Inanna bathed and anointed herself 
with scented oil.
She covered her body with the royal white robe.
She readied her dowry.
She arranged her precious lapis beads 
around her neck.
She took her seal in her hand.

Dumuzi waited expectantly.
Inanna opened the door for him.
Inside the house she shone before him.
Like the light of the moon.
Dumuzi looked at her joyously.
He pressed his neck close against hers.
He kissed her.

Inanna spoke:

   “What I tell you let the singer weave into song.
    What I tell you, let it flow from ear to mouth,
    Let it pass from old to young:
    My vulva, the horn, the Boat of Heaven,
    Is full of eagerness like the young moon.
    My untilled land lies fallow.

    As for me, Inanna,
    Who will plow my vulva?
    Who will plow my high field?
    Who will plow my wet ground?
    As for me, the young woman,
    Who will plow my vulva?
    Who will station the ox there?
    Who will plow my vulva?”

Dumuzi replied:

    “Great Lady, the king will plow your vulva?
    I, Dumuzi the King, will plow your vulva.”
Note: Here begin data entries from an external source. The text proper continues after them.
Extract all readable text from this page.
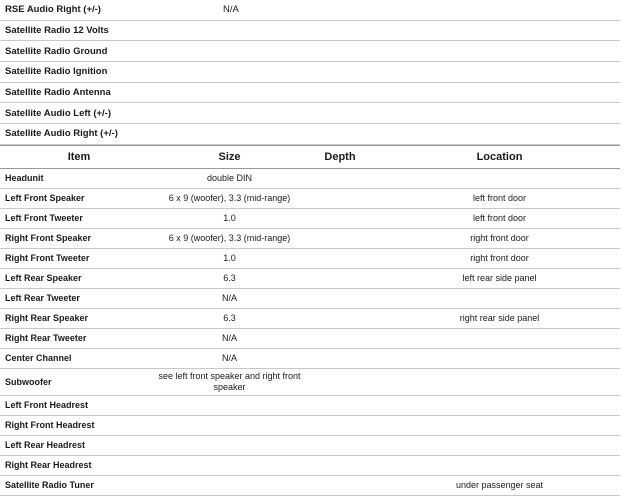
RSE Audio Right (+/-)	N/A
Satellite Radio 12 Volts	
Satellite Radio Ground	
Satellite Radio Ignition	
Satellite Radio Antenna	
Satellite Audio Left (+/-)	
Satellite Audio Right (+/-)	
Item	Size	Depth	Location
Headunit	double DIN		
Left Front Speaker	6 x 9 (woofer), 3.3 (mid-range)		left front door
Left Front Tweeter	1.0		left front door
Right Front Speaker	6 x 9 (woofer), 3.3 (mid-range)		right front door
Right Front Tweeter	1.0		right front door
Left Rear Speaker	6.3		left rear side panel
Left Rear Tweeter	N/A		
Right Rear Speaker	6.3		right rear side panel
Right Rear Tweeter	N/A		
Center Channel	N/A		
Subwoofer	see left front speaker and right front speaker		
Left Front Headrest			
Right Front Headrest			
Left Rear Headrest			
Right Rear Headrest			
Satellite Radio Tuner			under passenger seat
At the king’s lap stood the rising cedar.
Plants grew high by their side.
Grains grew high by their side.
Gardens flourished luxuriantly.

Inanna sang:

   “He has sprouted; he has burgeoned;
    He is lettuce planted by the water.
    He is the one my womb loves best.
    My well-stocked garden of the plain,
    My barley growing high in its furrow,
    My apple tree which bears fruit up to its crown,

    My honey-man sweetens me always.
    His hand is honey, his foot is honey,
    He sweetens me always.
   
Dumuzi sang:

    “O Lady, your breast is your field.
    Inanna, your breast is your field.
    Your broad field pours out the plants.
    Your broad field pours out grain.
    Water flows from on high for your servant.
    Bread flows from on high for your servant.
    Pour it out for me, Inanna.
    I will drink all you offer.”

Inanna sang:

    “Make your milk sweet and thick, my bridegroom.
    My shepherd, I will drink your fresh milk.
    Wild bull Dumuzi, make your milk sweet and thick.
    Let the milk of the goat flow in my sheepfold.
    Fill my holy churn with honey cheese.
    Lord Dumuzi, I will drink your fresh milk.
    My husband, I will guard my sheepfold for you.
    I will watch over your house of life, the storehouse,
    The shining quivering place which delights Sumer
    The house which decides the fates of the land,
    The house which gives the breath of life to the people.
    I, the queen of the palace, will watch over your house.”

    I would go with you to my garden.
    There I would plant the sweet, honey-covered seed.”